The administration’s plan for fighting the terrorists in Syria will lean on moderate Syrian rebels who are also engaged in a brutal civil war to topple the regime of President Bashar Assad. Mr. Obama hasn’t said whether he’ll expand airstrikes into Syria, and he has vowed not to send U.S. combat troops into the fight.
“Ramping up our assistance to … elements of the moderate Syrian opposition would have the effect both of taking the fight to [the Islamic State] but also taking the fight to the Assad regime,” said White House press secretary Josh Earnest.
But vetting the various Syrian rebel groups to find reliable, moderate partners has been a slow and frustrating process for the administration. Adding to that uncertainty, the family of slain U.S. journalist Steven Sotloff said this week that the hostage was sold to the Islamic State by a supposedly moderate Syrian rebel group.
Middle East trip
Mr. Obama’s top counterterrorism adviser, Lisa Monaco, returned from the Middle East Tuesday and told colleagues that she was encouraged by the response from governments in the region to join the fight against the Islamic State. Among the nations most threatened by the militants is Jordan, where The Associated Press reported that the CIA has approached a retired former agency official with close ties to King Abdullah II about setting up a special task force to deal with the threat.
The Arab League has called on members to support international efforts against the Islamic State militarily and politically. Arab governments such as Saudi Arabia and Qatar thus far have avoided a prominent role for fear of provoking retaliatory attacks from the Sunni militants who control major regions of both Syria and Iraq.

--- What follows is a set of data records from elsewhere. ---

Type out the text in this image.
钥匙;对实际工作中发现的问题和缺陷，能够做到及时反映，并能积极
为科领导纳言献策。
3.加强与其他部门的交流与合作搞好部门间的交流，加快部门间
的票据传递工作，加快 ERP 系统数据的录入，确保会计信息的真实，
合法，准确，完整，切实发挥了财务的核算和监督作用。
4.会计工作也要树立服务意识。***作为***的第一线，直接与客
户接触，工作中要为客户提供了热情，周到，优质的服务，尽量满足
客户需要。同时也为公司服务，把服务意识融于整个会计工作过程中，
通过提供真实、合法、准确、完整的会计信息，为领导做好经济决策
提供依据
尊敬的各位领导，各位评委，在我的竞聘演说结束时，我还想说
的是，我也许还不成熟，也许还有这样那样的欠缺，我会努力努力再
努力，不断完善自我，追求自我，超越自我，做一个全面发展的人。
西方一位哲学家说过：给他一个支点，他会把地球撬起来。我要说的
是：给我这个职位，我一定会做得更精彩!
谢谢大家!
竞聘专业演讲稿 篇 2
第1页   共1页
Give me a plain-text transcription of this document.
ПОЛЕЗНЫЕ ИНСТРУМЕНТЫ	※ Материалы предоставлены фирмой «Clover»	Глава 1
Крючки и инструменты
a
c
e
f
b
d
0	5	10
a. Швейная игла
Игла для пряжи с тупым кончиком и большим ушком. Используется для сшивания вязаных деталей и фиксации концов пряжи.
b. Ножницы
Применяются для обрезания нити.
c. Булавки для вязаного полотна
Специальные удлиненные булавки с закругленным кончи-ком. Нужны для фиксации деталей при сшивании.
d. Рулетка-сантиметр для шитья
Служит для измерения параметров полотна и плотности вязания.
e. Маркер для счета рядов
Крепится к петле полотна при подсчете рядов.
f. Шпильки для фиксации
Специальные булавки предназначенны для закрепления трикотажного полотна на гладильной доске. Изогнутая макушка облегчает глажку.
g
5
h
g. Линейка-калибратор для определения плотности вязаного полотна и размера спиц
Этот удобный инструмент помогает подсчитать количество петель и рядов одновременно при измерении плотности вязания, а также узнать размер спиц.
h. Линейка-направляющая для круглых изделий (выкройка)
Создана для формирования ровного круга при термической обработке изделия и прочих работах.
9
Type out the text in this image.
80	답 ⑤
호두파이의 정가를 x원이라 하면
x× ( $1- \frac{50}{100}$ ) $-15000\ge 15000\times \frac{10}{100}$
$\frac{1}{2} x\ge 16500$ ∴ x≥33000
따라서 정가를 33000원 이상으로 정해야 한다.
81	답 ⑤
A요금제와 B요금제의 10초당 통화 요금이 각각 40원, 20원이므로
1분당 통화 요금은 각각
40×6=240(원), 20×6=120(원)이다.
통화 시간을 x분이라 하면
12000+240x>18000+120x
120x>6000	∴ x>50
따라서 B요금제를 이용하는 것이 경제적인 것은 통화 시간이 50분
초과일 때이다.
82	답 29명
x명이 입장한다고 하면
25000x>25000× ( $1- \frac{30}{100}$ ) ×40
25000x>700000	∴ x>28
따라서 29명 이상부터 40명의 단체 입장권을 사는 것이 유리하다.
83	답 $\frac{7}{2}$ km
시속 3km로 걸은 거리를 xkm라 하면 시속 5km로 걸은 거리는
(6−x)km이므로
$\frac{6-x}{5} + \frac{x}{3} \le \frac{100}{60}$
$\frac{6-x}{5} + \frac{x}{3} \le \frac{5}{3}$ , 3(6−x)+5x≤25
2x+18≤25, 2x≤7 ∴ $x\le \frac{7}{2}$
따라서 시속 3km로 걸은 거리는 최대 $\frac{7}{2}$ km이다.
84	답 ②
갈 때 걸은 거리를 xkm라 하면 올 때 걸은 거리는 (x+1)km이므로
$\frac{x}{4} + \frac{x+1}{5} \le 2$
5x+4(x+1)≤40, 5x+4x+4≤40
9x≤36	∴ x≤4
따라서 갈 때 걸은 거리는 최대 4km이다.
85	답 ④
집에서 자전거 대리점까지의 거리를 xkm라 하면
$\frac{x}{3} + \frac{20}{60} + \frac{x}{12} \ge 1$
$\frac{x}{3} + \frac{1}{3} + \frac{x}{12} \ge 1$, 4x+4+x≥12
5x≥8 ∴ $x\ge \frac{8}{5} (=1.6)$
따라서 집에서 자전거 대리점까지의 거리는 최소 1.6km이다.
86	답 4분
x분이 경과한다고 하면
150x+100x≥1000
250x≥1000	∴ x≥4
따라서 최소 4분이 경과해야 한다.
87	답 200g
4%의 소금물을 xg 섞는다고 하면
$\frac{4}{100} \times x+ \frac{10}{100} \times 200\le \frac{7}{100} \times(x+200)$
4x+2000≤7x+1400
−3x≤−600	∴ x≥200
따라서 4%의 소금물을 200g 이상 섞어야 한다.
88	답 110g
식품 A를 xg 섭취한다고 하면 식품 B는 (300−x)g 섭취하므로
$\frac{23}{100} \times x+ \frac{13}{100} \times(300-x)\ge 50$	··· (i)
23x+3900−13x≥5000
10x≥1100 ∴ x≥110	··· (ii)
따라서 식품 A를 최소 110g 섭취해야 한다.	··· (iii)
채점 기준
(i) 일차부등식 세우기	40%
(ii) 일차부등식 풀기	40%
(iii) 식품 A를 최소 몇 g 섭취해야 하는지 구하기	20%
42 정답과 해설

The crosscurrents of the conflict are daunting, with the regimes in Syria and Iran, which are hostile to Washington, also determined foes of the Islamic State movement, and reliable allies for the United States on the ground hard to find.
News reports Tuesday indicated that the leader of an ultraconservative Islamic rebel group in Syria was killed Tuesday in a suicide bombing along with others of its top officials, its allies said, thereby weakening the ranks of the country’s already shaky armed opposition.
No group immediately claimed responsibility for the attack that killed Hassan Aboud and other leading members of Ahrar al-Sham, part of the strongest front to challenge the Islamic State. But given that forces loyal to President Bashar Assad’s government do not typically use suicide bombers, it appeared likely that forces in the murky mix of opposition fighters in Syria’s 3-year-old civil war were involved, according to The Associated Press.
Mr. Obama, facing crucial midterm elections in which he needs his antiwar base, will also emphasize in his address Wednesday that he doesn’t envision a campaign in which the U.S. shoulders all of the costs and personnel for the fight, as in the last Iraq war.
“The president, as much as anyone else, has certainly learned the lessons that are evident from previous military activities in Iraq,” Mr. Earnest said. “It does not serve our interest to put the United States in the position in which we are bearing the load of the responsibility for providing security in the nation of Iraq.”
Jens David Ohlin, a constitutional law specialist at Cornell University Law School, said Mr. Obama “has a huge decision to make.”
“Does he want to leave the White House as a peacetime president, declaring victory in the war against al Qaeda and returning the country to a sense of normalcy?” Mr. Ohlin asked. “Or does he want to leave the White House having recommitted the country to another costly military campaign? He cannot have it both ways — splitting the difference with a combination of airstrikes and promises to avoid mission creep.”